Idem pour la mise en sens unique de la rue d'Albufera. La ville prend la décision et supporte les travaux, mais la CAPE demande du temps pour concevoir un nouveau tracé de circulation des bus, dont elle responsable, ainsi que de l'installation de la nouvelle signalisation…
Le sujet plus important du moment reste le site du LRBA. C'est une véritable plaie pour les collectivités qui sont invitées, par l'Etat, à le reprendre. Oui, mais pourquoi faire? L'Etat propose l'euro symbolique et alloue une enveloppe de 5 millions €. Selon le président de la CAPE, c'est très largement insuffisant. Le coût de la mise aux normes des bâtiments, réseaux d'eau, tout-à-l'égout, énergie etc, dépasserait de deux fois et demi la modeste enveloppe pressentie. "Alors, interroge Gérard Volpatti, qui va payer?
Une réunion prochaine, entre le conseil général, la ville de Vernon et la CAPE, permettra aux acteurs de déterminer et ouvrir des pistes possibles, pour des perspectives concrètes et fiables. L'idée d'y intégrer un campus universitaire, est intéressante mais pour quelles filiaires et de toute façon cela n'est réalisable sans l'accord du ministère chargé des Universités, qui demandera une étude très approfondie. Un musée de l'Espace.

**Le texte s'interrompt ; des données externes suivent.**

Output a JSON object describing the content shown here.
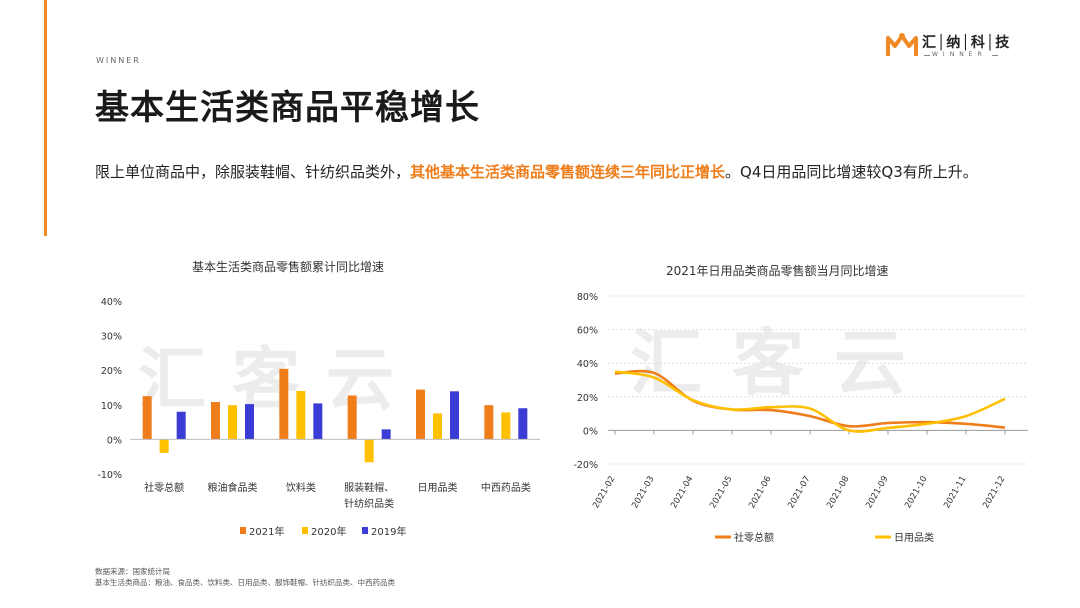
{
  "header": {
    "brand_small": "WINNER",
    "title": "基本生活类商品平稳增长",
    "desc_pre": "限上单位商品中，除服装鞋帽、针纺织品类外，",
    "desc_highlight": "其他基本生活类商品零售额连续三年同比正增长",
    "desc_post": "。Q4日用品同比增速较Q3有所上升。",
    "logo_text": "汇│纳│科│技",
    "logo_sub": "WINNER"
  },
  "watermark": "汇客云",
  "colors": {
    "accent": "#f08a24",
    "c2021": "#ee7d1a",
    "c2020": "#ffc000",
    "c2019": "#3b3bd6",
    "retail": "#ee7d1a",
    "daily": "#ffc000"
  },
  "source": {
    "line1": "数据来源：国家统计局",
    "line2": "基本生活类商品：粮油、食品类、饮料类、日用品类、服饰鞋帽、针纺织品类、中西药品类"
  },
  "chart_data": [
    {
      "type": "bar",
      "title": "基本生活类商品零售额累计同比增速",
      "categories": [
        "社零总额",
        "粮油食品类",
        "饮料类",
        "服装鞋帽、针纺织品类",
        "日用品类",
        "中西药品类"
      ],
      "category_lines": [
        [
          "社零总额"
        ],
        [
          "粮油食品类"
        ],
        [
          "饮料类"
        ],
        [
          "服装鞋帽、",
          "针纺织品类"
        ],
        [
          "日用品类"
        ],
        [
          "中西药品类"
        ]
      ],
      "series": [
        {
          "name": "2021年",
          "values": [
            12.5,
            10.8,
            20.4,
            12.7,
            14.4,
            9.9
          ]
        },
        {
          "name": "2020年",
          "values": [
            -3.9,
            9.9,
            14.0,
            -6.6,
            7.5,
            7.8
          ]
        },
        {
          "name": "2019年",
          "values": [
            8.0,
            10.2,
            10.4,
            2.9,
            13.9,
            9.0
          ]
        }
      ],
      "ylim": [
        -10,
        40
      ],
      "yticks": [
        "-10%",
        "0%",
        "10%",
        "20%",
        "30%",
        "40%"
      ],
      "legend_position": "bottom"
    },
    {
      "type": "line",
      "title": "2021年日用品类商品零售额当月同比增速",
      "x": [
        "2021-02",
        "2021-03",
        "2021-04",
        "2021-05",
        "2021-06",
        "2021-07",
        "2021-08",
        "2021-09",
        "2021-10",
        "2021-11",
        "2021-12"
      ],
      "series": [
        {
          "name": "社零总额",
          "values": [
            33.8,
            34.2,
            17.7,
            12.4,
            12.1,
            8.5,
            2.5,
            4.4,
            4.9,
            3.9,
            1.7
          ]
        },
        {
          "name": "日用品类",
          "values": [
            35.0,
            31.5,
            18.0,
            12.5,
            13.8,
            13.0,
            0.0,
            1.5,
            4.0,
            8.5,
            18.8
          ]
        }
      ],
      "ylim": [
        -20,
        80
      ],
      "yticks": [
        "-20%",
        "0%",
        "20%",
        "40%",
        "60%",
        "80%"
      ],
      "legend_position": "bottom"
    }
  ]
}
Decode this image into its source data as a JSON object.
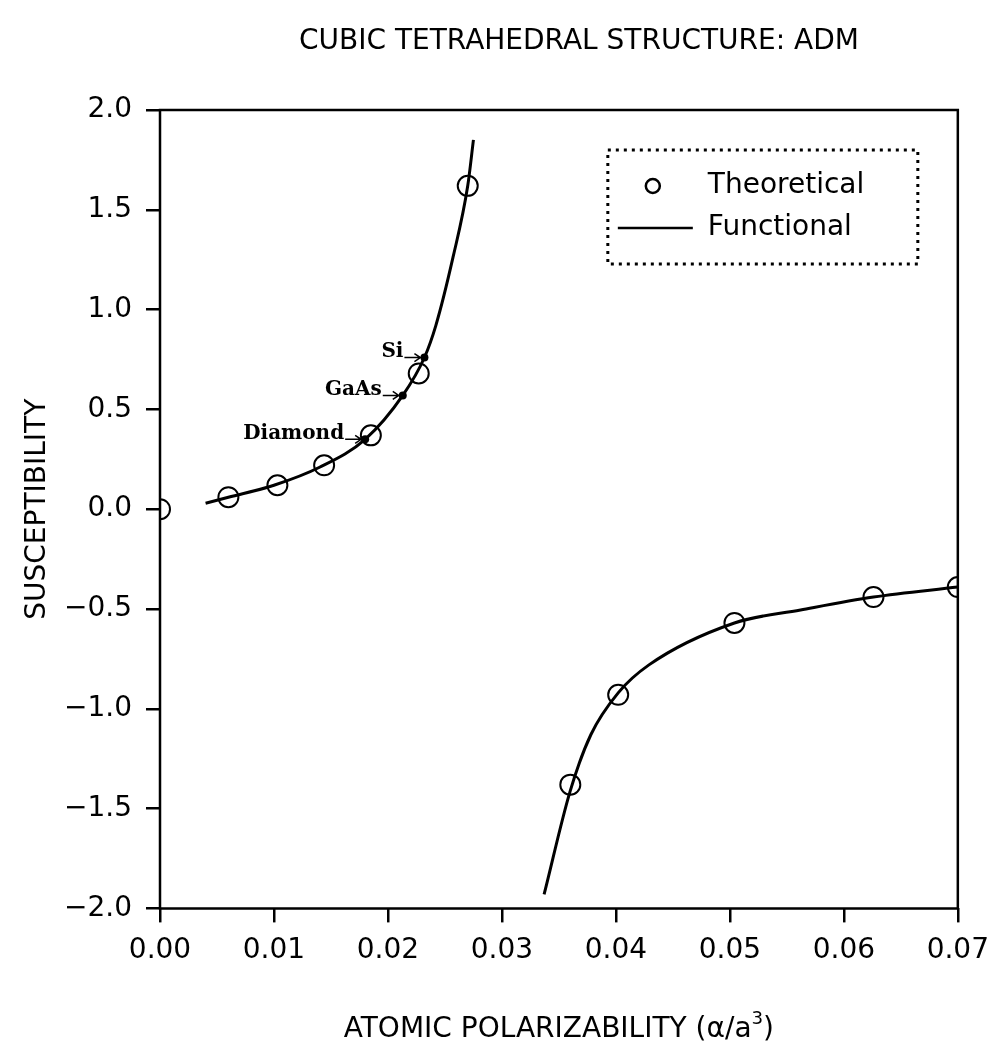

Oui mais qui paiera? De plus, une telle structure ne représentera que quelques dizaines de mètres carrés, sur les milliers disponibles. Des studios d'enregistrement? même question quant au peu d'espace nécessaire. Des entreprises inovantes? Elles aspirent à des bâtiments modernes pourvues de technologies nouvelles au niveau des besoins énergétiques et le lieu, en forêt de Vernon, n'est pas propice à l'image et à la communication de ces entreprises. En ces temps de vaches maigres, où l'argent devient une denrée rare, l'ancien ministre de la Défense Nationale, responsable de la fermeture du LRBA et qui le regretta ensuite, aurait pu avoir une meilleure idée: conserver le LRBA qui avait son utilité, selon les spécialistes, ingénieurs et techniciens du site.